# hole saw!



## altcharacter (Jan 10, 2011)

Yes my friends it's that time again. I'm looking to rent someone's diamond bits to drill a hole or two on my new setup. I live in scarborough so something close would be nice. I can pay in cookies, cupcakes, beer, wine, or hugs. I can throw you some cash also


----------



## tom g (Jul 8, 2009)

*hole saw*

hey man what size dou need ..........


----------



## altcharacter (Jan 10, 2011)

Ok so I need a 1 3/4" bit if anyone has one I could use for a few hours.


----------



## J_T (Mar 25, 2011)

altcharacter said:


> Ok so I need a 1 3/4" bit if anyone has one I could use for a few hours.


Mops.ca

Posted with my Xperia, using Tapatalk 2


----------



## altcharacter (Jan 10, 2011)

it's 25 with shipping and I really don't feel like paying that much for one hole (throw a joke in there)

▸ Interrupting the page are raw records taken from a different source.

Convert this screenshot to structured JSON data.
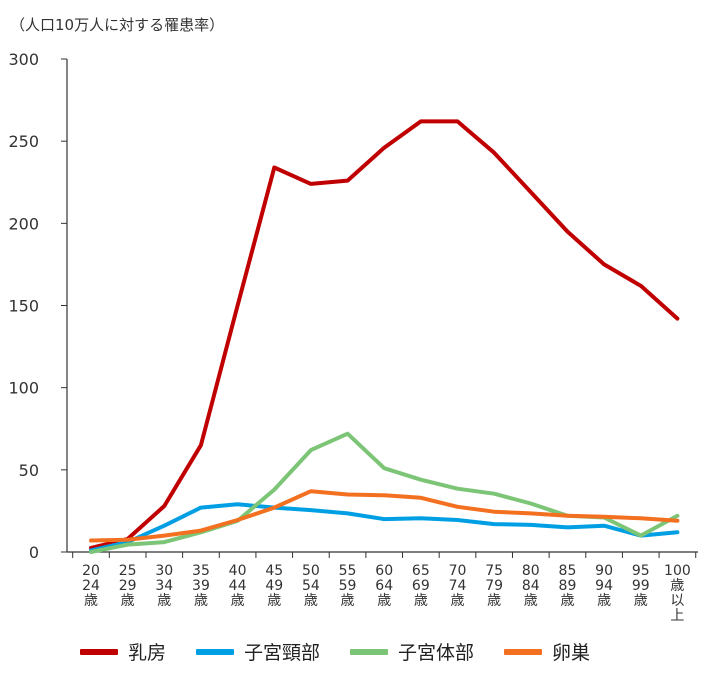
{
  "chart_data": {
    "type": "line",
    "title": "",
    "unit_note": "（人口10万人に対する罹患率）",
    "xlabel": "",
    "ylabel": "",
    "ylim": [
      0,
      300
    ],
    "yticks": [
      0,
      50,
      100,
      150,
      200,
      250,
      300
    ],
    "categories": [
      [
        "20",
        "24",
        "歳"
      ],
      [
        "25",
        "29",
        "歳"
      ],
      [
        "30",
        "34",
        "歳"
      ],
      [
        "35",
        "39",
        "歳"
      ],
      [
        "40",
        "44",
        "歳"
      ],
      [
        "45",
        "49",
        "歳"
      ],
      [
        "50",
        "54",
        "歳"
      ],
      [
        "55",
        "59",
        "歳"
      ],
      [
        "60",
        "64",
        "歳"
      ],
      [
        "65",
        "69",
        "歳"
      ],
      [
        "70",
        "74",
        "歳"
      ],
      [
        "75",
        "79",
        "歳"
      ],
      [
        "80",
        "84",
        "歳"
      ],
      [
        "85",
        "89",
        "歳"
      ],
      [
        "90",
        "94",
        "歳"
      ],
      [
        "95",
        "99",
        "歳"
      ],
      [
        "100",
        "歳",
        "以",
        "上"
      ]
    ],
    "legend_position": "bottom",
    "grid": false,
    "series": [
      {
        "name": "乳房",
        "color": "#c00000",
        "values": [
          2.5,
          8,
          28,
          65,
          150,
          234,
          224,
          226,
          246,
          262,
          262,
          243,
          219,
          195,
          175,
          162,
          142
        ]
      },
      {
        "name": "子宮頸部",
        "color": "#009fe3",
        "values": [
          1,
          6,
          16,
          27,
          29,
          27,
          25.5,
          23.5,
          20,
          20.5,
          19.5,
          17,
          16.5,
          15,
          16,
          10,
          12
        ]
      },
      {
        "name": "子宮体部",
        "color": "#7cc576",
        "values": [
          0,
          4.5,
          6,
          12,
          19,
          38,
          62,
          72,
          51,
          44,
          38.5,
          35.5,
          29.5,
          22,
          21,
          10,
          22
        ]
      },
      {
        "name": "卵巣",
        "color": "#f37021",
        "values": [
          7,
          7.5,
          10,
          13,
          19.5,
          27,
          37,
          35,
          34.5,
          33,
          27.5,
          24.5,
          23.5,
          22,
          21.5,
          20.5,
          19
        ]
      }
    ]
  }
}
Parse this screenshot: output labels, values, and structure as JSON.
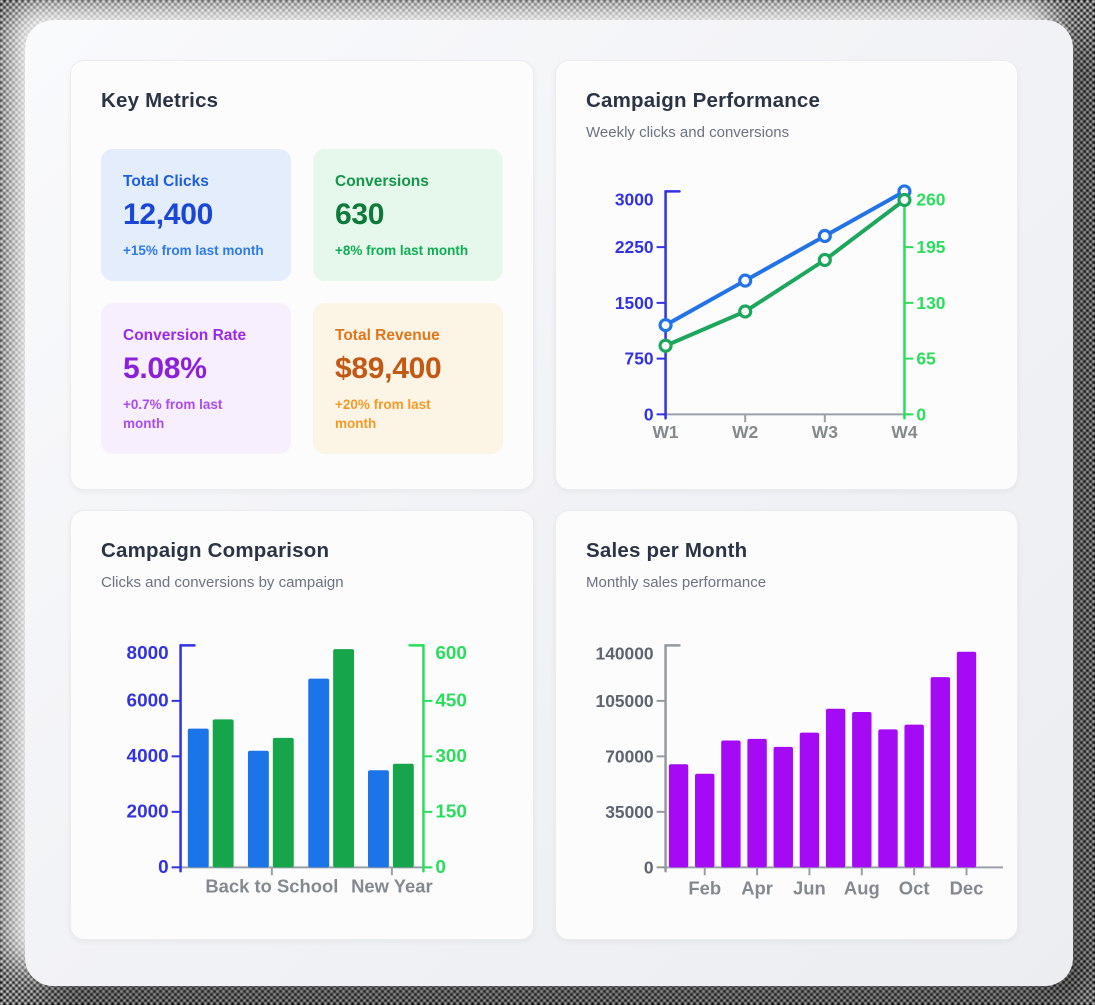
{
  "theme": {
    "axis_gray": "#9aa0a8",
    "x_label_color": "#84898f",
    "heading_color": "#2b3444",
    "subtitle_color": "#6b7280",
    "card_bg": "#fcfcfd"
  },
  "key_metrics": {
    "title": "Key Metrics",
    "tiles": [
      {
        "label": "Total Clicks",
        "value": "12,400",
        "delta": "+15% from last month",
        "bg": "#e4edfb",
        "label_color": "#1c5edb",
        "value_color": "#1a47d5",
        "delta_color": "#2e7ae8"
      },
      {
        "label": "Conversions",
        "value": "630",
        "delta": "+8% from last month",
        "bg": "#e6f7ec",
        "label_color": "#149648",
        "value_color": "#0d7a39",
        "delta_color": "#10ae52"
      },
      {
        "label": "Conversion Rate",
        "value": "5.08%",
        "delta": "+0.7% from last month",
        "bg": "#f8effe",
        "label_color": "#9a2ae8",
        "value_color": "#8b20d9",
        "delta_color": "#a94cf0"
      },
      {
        "label": "Total Revenue",
        "value": "$89,400",
        "delta": "+20% from last month",
        "bg": "#fcf5e6",
        "label_color": "#e0761c",
        "value_color": "#c25a17",
        "delta_color": "#f59a28"
      }
    ]
  },
  "chart_data": [
    {
      "id": "performance",
      "type": "line",
      "title": "Campaign Performance",
      "subtitle": "Weekly clicks and conversions",
      "x": [
        "W1",
        "W2",
        "W3",
        "W4"
      ],
      "series": [
        {
          "name": "clicks",
          "axis": "left",
          "color": "#2373e8",
          "values": [
            1200,
            1800,
            2400,
            3000
          ]
        },
        {
          "name": "conversions",
          "axis": "right",
          "color": "#1da75c",
          "values": [
            80,
            120,
            180,
            250
          ]
        }
      ],
      "left_axis": {
        "color": "#3232e2",
        "ticks": [
          0,
          750,
          1500,
          2250,
          3000
        ],
        "max": 3000,
        "cap": true
      },
      "right_axis": {
        "color": "#2ade5c",
        "ticks": [
          0,
          65,
          130,
          195,
          260
        ],
        "max": 260,
        "cap": false
      },
      "legend": "none",
      "grid": false
    },
    {
      "id": "comparison",
      "type": "bar",
      "title": "Campaign Comparison",
      "subtitle": "Clicks and conversions by campaign",
      "categories": [
        "",
        "Back to School",
        "",
        "New Year"
      ],
      "series": [
        {
          "name": "clicks",
          "axis": "left",
          "color": "#1b74e8",
          "values": [
            5000,
            4200,
            6800,
            3500
          ]
        },
        {
          "name": "conversions",
          "axis": "right",
          "color": "#16a54b",
          "values": [
            400,
            350,
            590,
            280
          ]
        }
      ],
      "left_axis": {
        "color": "#3232e2",
        "ticks": [
          0,
          2000,
          4000,
          6000,
          8000
        ],
        "max": 8000,
        "cap": true
      },
      "right_axis": {
        "color": "#2ade5c",
        "ticks": [
          0,
          150,
          300,
          450,
          600
        ],
        "max": 600,
        "cap": true
      },
      "legend": "none",
      "grid": false
    },
    {
      "id": "sales",
      "type": "bar",
      "title": "Sales per Month",
      "subtitle": "Monthly sales performance",
      "categories": [
        "",
        "Feb",
        "",
        "Apr",
        "",
        "Jun",
        "",
        "Aug",
        "",
        "Oct",
        "",
        "Dec"
      ],
      "series": [
        {
          "name": "sales",
          "axis": "left",
          "color": "#a50af5",
          "values": [
            65000,
            59000,
            80000,
            81000,
            76000,
            85000,
            100000,
            98000,
            87000,
            90000,
            120000,
            136000
          ]
        }
      ],
      "left_axis": {
        "color": "#949aa2",
        "label_color": "#5d6570",
        "ticks": [
          0,
          35000,
          70000,
          105000,
          140000
        ],
        "max": 140000,
        "cap": true
      },
      "legend": "none",
      "grid": false
    }
  ]
}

Might check out a few hardware stores tomorrow and see what's going on.


----------



## J_T (Mar 25, 2011)

altcharacter said:


> it's 25 with shipping and I really don't feel like paying that much for one hole (throw a joke in there)
> 
> Might check out a few hardware stores tomorrow and see what's going on.

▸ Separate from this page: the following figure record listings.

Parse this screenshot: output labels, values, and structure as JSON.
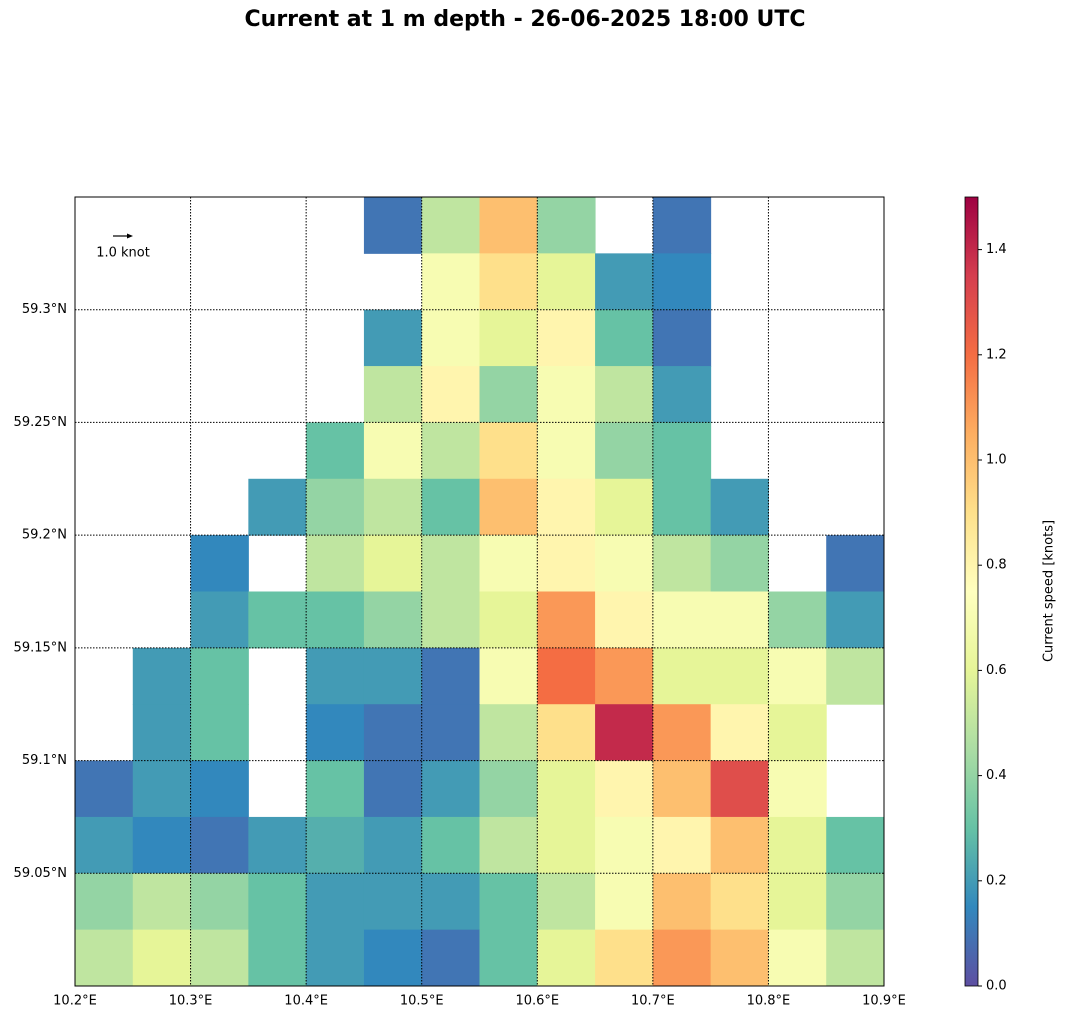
{
  "chart_data": {
    "type": "map-field",
    "title": "Current at 1 m depth - 26-06-2025 18:00 UTC",
    "xlim": [
      10.2,
      10.9
    ],
    "ylim": [
      59.0,
      59.35
    ],
    "xticks": [
      {
        "value": 10.2,
        "label": "10.2°E"
      },
      {
        "value": 10.3,
        "label": "10.3°E"
      },
      {
        "value": 10.4,
        "label": "10.4°E"
      },
      {
        "value": 10.5,
        "label": "10.5°E"
      },
      {
        "value": 10.6,
        "label": "10.6°E"
      },
      {
        "value": 10.7,
        "label": "10.7°E"
      },
      {
        "value": 10.8,
        "label": "10.8°E"
      },
      {
        "value": 10.9,
        "label": "10.9°E"
      }
    ],
    "yticks": [
      {
        "value": 59.05,
        "label": "59.05°N"
      },
      {
        "value": 59.1,
        "label": "59.1°N"
      },
      {
        "value": 59.15,
        "label": "59.15°N"
      },
      {
        "value": 59.2,
        "label": "59.2°N"
      },
      {
        "value": 59.25,
        "label": "59.25°N"
      },
      {
        "value": 59.3,
        "label": "59.3°N"
      }
    ],
    "grid": true,
    "quiver_key": "1.0 knot",
    "colorbar": {
      "label": "Current speed [knots]",
      "clim": [
        0,
        1.5
      ],
      "ticks": [
        {
          "value": 0,
          "label": "0.0"
        },
        {
          "value": 0.2,
          "label": "0.2"
        },
        {
          "value": 0.4,
          "label": "0.4"
        },
        {
          "value": 0.6,
          "label": "0.6"
        },
        {
          "value": 0.8,
          "label": "0.8"
        },
        {
          "value": 1.0,
          "label": "1.0"
        },
        {
          "value": 1.2,
          "label": "1.2"
        },
        {
          "value": 1.4,
          "label": "1.4"
        }
      ],
      "colormap": [
        "#5e4fa2",
        "#3288bd",
        "#66c2a5",
        "#abdda4",
        "#e6f598",
        "#ffffbf",
        "#fee08b",
        "#fdae61",
        "#f46d43",
        "#d53e4f",
        "#9e0142"
      ]
    },
    "field": {
      "lon": [
        10.225,
        10.275,
        10.325,
        10.375,
        10.425,
        10.475,
        10.525,
        10.575,
        10.625,
        10.675,
        10.725,
        10.775,
        10.825,
        10.875
      ],
      "lat": [
        59.3375,
        59.3125,
        59.2875,
        59.2625,
        59.2375,
        59.2125,
        59.1875,
        59.1625,
        59.1375,
        59.1125,
        59.0875,
        59.0625,
        59.0375,
        59.0125
      ],
      "speed": [
        [
          null,
          null,
          null,
          null,
          null,
          0.1,
          0.5,
          1.0,
          0.4,
          null,
          0.1,
          null,
          null,
          null
        ],
        [
          null,
          null,
          null,
          null,
          null,
          null,
          0.7,
          0.9,
          0.6,
          0.2,
          0.15,
          null,
          null,
          null
        ],
        [
          null,
          null,
          null,
          null,
          null,
          0.2,
          0.7,
          0.6,
          0.8,
          0.3,
          0.1,
          null,
          null,
          null
        ],
        [
          null,
          null,
          null,
          null,
          null,
          0.5,
          0.8,
          0.4,
          0.7,
          0.5,
          0.2,
          null,
          null,
          null
        ],
        [
          null,
          null,
          null,
          null,
          0.3,
          0.7,
          0.5,
          0.9,
          0.7,
          0.4,
          0.3,
          null,
          null,
          null
        ],
        [
          null,
          null,
          null,
          0.2,
          0.4,
          0.5,
          0.3,
          1.0,
          0.8,
          0.6,
          0.3,
          0.2,
          null,
          null
        ],
        [
          null,
          null,
          0.15,
          null,
          0.5,
          0.6,
          0.5,
          0.7,
          0.8,
          0.7,
          0.5,
          0.4,
          null,
          0.1
        ],
        [
          null,
          null,
          0.2,
          0.3,
          0.3,
          0.4,
          0.5,
          0.6,
          1.1,
          0.8,
          0.7,
          0.7,
          0.4,
          0.2
        ],
        [
          null,
          0.2,
          0.3,
          null,
          0.2,
          0.2,
          0.1,
          0.7,
          1.2,
          1.1,
          0.6,
          0.6,
          0.7,
          0.5
        ],
        [
          null,
          0.2,
          0.3,
          null,
          0.15,
          0.1,
          0.1,
          0.5,
          0.9,
          1.4,
          1.1,
          0.8,
          0.6,
          null
        ],
        [
          0.1,
          0.2,
          0.15,
          null,
          0.3,
          0.1,
          0.2,
          0.4,
          0.6,
          0.8,
          1.0,
          1.3,
          0.7,
          null
        ],
        [
          0.2,
          0.15,
          0.1,
          0.2,
          0.25,
          0.2,
          0.3,
          0.5,
          0.6,
          0.7,
          0.8,
          1.0,
          0.6,
          0.3
        ],
        [
          0.4,
          0.5,
          0.4,
          0.3,
          0.2,
          0.2,
          0.2,
          0.3,
          0.5,
          0.7,
          1.0,
          0.9,
          0.6,
          0.4
        ],
        [
          0.5,
          0.6,
          0.5,
          0.3,
          0.2,
          0.15,
          0.1,
          0.3,
          0.6,
          0.9,
          1.1,
          1.0,
          0.7,
          0.5
        ]
      ]
    }
  }
}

Gas, time, cost... $25 is good in my books  lol

What sized bulk head is this for again. I might know someone that might have one. But, I think it was a 1.5" bulkhead bit.

Posted with my Xperia, using Tapatalk 2


----------



## altcharacter (Jan 10, 2011)

Going with a 1" bulkhead, which is 1 3/4 hole size since that's what is in my 20g and i'm going with the same return pump.

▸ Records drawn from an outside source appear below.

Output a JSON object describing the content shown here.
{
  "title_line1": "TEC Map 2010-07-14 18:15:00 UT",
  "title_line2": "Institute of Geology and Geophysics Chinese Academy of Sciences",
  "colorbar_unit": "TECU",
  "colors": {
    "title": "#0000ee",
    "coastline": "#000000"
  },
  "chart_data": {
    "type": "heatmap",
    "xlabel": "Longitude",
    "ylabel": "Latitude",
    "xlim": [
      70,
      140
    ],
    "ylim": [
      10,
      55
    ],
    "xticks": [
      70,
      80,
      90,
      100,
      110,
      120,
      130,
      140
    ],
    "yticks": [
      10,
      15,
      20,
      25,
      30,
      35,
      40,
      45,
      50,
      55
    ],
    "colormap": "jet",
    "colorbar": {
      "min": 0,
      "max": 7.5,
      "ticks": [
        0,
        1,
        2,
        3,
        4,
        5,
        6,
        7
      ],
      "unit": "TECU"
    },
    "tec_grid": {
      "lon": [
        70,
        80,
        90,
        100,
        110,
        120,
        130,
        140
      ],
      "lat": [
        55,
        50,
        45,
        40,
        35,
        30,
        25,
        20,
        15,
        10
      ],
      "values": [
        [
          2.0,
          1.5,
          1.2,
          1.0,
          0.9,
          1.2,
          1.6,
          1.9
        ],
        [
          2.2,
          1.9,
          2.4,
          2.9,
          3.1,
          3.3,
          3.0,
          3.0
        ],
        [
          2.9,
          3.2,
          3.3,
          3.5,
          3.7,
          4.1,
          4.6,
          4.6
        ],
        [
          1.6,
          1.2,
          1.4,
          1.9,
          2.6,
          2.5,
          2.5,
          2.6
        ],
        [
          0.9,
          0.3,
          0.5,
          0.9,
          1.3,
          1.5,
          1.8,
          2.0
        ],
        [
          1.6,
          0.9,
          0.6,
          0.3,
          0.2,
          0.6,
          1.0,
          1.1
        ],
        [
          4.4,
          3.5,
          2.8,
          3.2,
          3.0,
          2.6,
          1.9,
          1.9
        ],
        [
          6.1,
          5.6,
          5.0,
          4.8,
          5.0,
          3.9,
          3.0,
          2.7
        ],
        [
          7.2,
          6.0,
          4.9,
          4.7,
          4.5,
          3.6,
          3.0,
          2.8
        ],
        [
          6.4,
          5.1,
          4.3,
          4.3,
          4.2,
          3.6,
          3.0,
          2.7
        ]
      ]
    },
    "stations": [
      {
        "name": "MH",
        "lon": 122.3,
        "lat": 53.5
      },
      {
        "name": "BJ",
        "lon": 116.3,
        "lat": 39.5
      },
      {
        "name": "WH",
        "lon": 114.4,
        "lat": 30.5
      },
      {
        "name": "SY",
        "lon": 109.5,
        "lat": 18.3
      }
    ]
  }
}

You are right though about the money aspect of Mops. I totally love the company but i'm also looking to drill the hole within the next day or so and I really don't feel like driving out to hamilton or waiting for another few days 

I'm going to try my luck with a few stores around town and call them to see if they have it.


----------



## 50seven (Feb 14, 2010)

LMK. You can always borrow mine.


----------



## Nel5 (Apr 15, 2012)

Hey

I do not know if you have found the hole saw but you can borrow the one I have that is sitting in the basement. I am in Scarborough.


----------



## Chromey (Sep 25, 2010)

If i meet up with you this week... Thursday.... I might be able to bring you 1.

Ill look for it.


----------



## altcharacter (Jan 10, 2011)

Sorry guys I forgot to close this thread. I bought one at Princess auto for $12. Thanks!!


----------